(See May Sarton’s Journal of a Solitude entry for September 29, pages 29-31.)
”Yet it is true, and always has been, that innocence of heart and violence of feeling are necessary in any kind of superior achievement; the arts cannot exist without them.” May Sarton is quoting a book review by Louise Bogan of Caitlin Thomas. The extended quotation from Bogan’s book review is immediately preceded by Sarton’s own claim that, “the infant in myself must be forced to grow up, and in so doing die to its infant cries and rages.” And then she follows the quotation with a powerful speculation about her artistic reach, as a poet: “the work of art is a kind of dialogue between me and God . . . (the work of art) must present resolution rather than conflict . . . (which is) worked through by means of writing the poem . . . So there is Hell in my life but I have kept it out of the work . . . And now I am trying to master the Hell in my life, to bring all the darkness into the light. It is time, high time, that I grew up.”
This claim could have radical implications for many Christian makers, yes?
Early career impulse: autobiography versus craft
Being late-career I have plenty opportunity to opine, “(This or that thing) is especially true at this time.” . . . only to recall or be recalled to the facts, to the truth, that this or that thing was true of my own trajectory. Such a recall has been prompted by reading David Daiches’ critical introduction to the work of my favorite author, Willa Cather.
Of her early works, Daiches wrote, “It was a good sign that Cather began her career as a novelist by demonstrating an interest in the craft of her fiction rather than by slopping on to paper her more immediate biographical impulses. . . . Her experiences with a completely objective art, however imperfectly realized, made it all the more likely that she would be able to use her autobiographical impulses successfully when she came to handle them.”
His insight reminds me of my students and my approach to teaching to their development. I am not confident of my own balance of teaching craft versus cultivating autobiographical content, especially in the age of social media. But, 30 years before the advent of social media, I am reminded that as a student and young maker, I thought my own story was pretty special and naturally suitable subject matter.

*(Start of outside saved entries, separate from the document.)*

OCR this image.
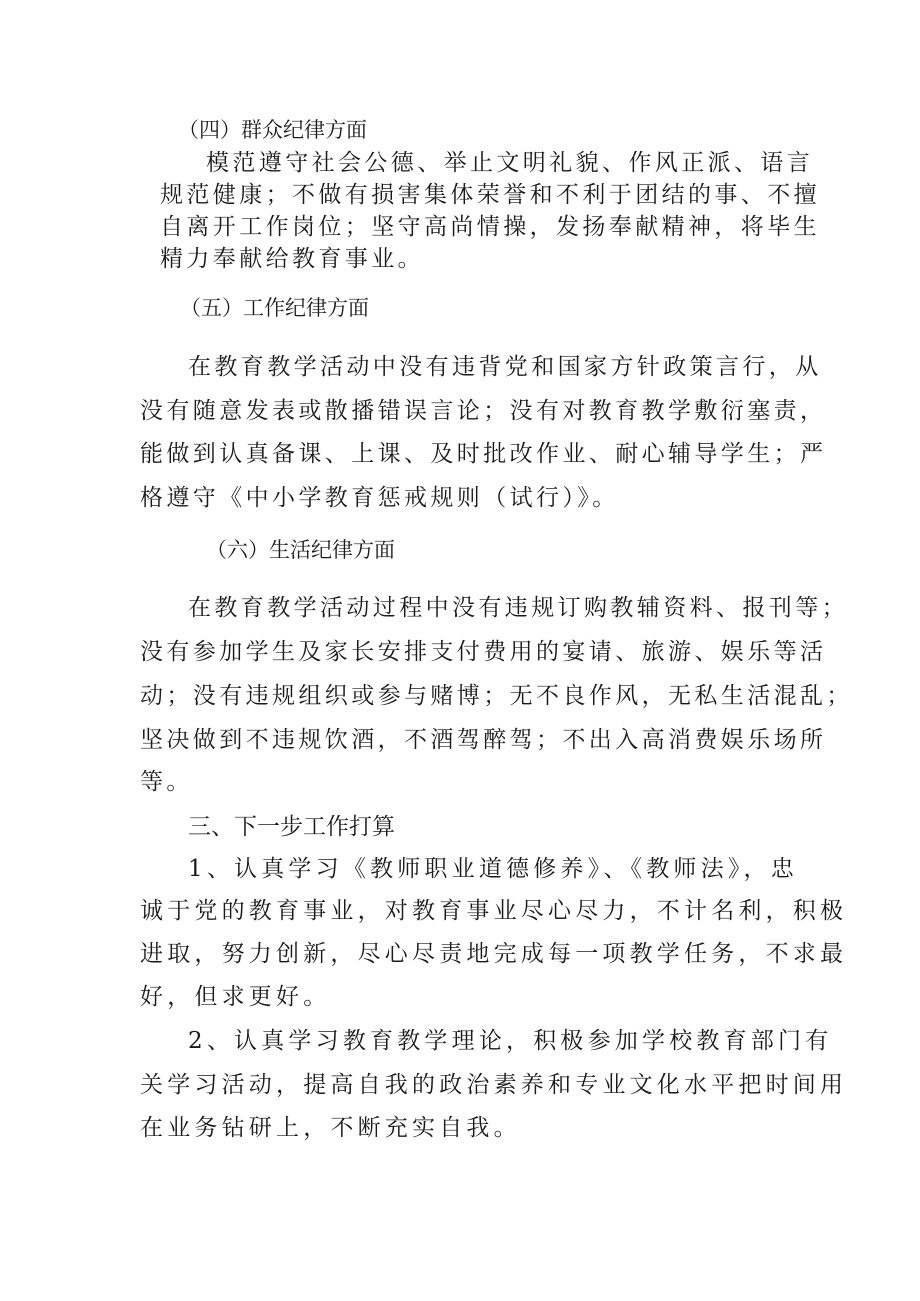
（四）群众纪律方面

模范遵守社会公德、举止文明礼貌、作风正派、语言

规范健康；不做有损害集体荣誉和不利于团结的事、不擅

自离开工作岗位；坚守高尚情操，发扬奉献精神，将毕生

精力奉献给教育事业。

（五）工作纪律方面

在教育教学活动中没有违背党和国家方针政策言行，从

没有随意发表或散播错误言论；没有对教育教学敷衍塞责，

能做到认真备课、上课、及时批改作业、耐心辅导学生；严

格遵守《中小学教育惩戒规则（试行）》。

（六）生活纪律方面

在教育教学活动过程中没有违规订购教辅资料、报刊等；

没有参加学生及家长安排支付费用的宴请、旅游、娱乐等活

动；没有违规组织或参与赌博；无不良作风，无私生活混乱；

坚决做到不违规饮酒，不酒驾醉驾；不出入高消费娱乐场所

等。

三、下一步工作打算

1、认真学习《教师职业道德修养》、《教师法》，忠

诚于党的教育事业，对教育事业尽心尽力，不计名利，积极

进取，努力创新，尽心尽责地完成每一项教学任务，不求最

好，但求更好。

2、认真学习教育教学理论，积极参加学校教育部门有

关学习活动，提高自我的政治素养和专业文化水平把时间用

在业务钻研上，不断充实自我。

Max Kozloff's insight on Philip Guston's painting
Excerpted from May 19, 1962 The Nation.
”Fluctuating between narcissism and self-disgust, unwillingly forced to accept ever newer responsibilities, and pondering his problems past alertness into fatigue, Guston gives the impression of an enormously timid artist.
Yet, how moving is that timidity.”
Guston, timid? But I think there’s truth in Kozloff’s claim. A kind of existential timidity might be part of the peculiar, creative complex that is expressed in his strongest work.
Joyce Carol Oates is an ideal observer of George Bellows
I think what I like most about Oates’ tribute to Bellows is her perceptive attentiveness to individual images, while she speculates about his body of work. George Bellows was an early 20th-century American master; Joyce Carol Oates is much-honored American writer. It’s my opinion that writers rarely get artists right, but more than a few do—John Updike and Julian Barnes come to mind.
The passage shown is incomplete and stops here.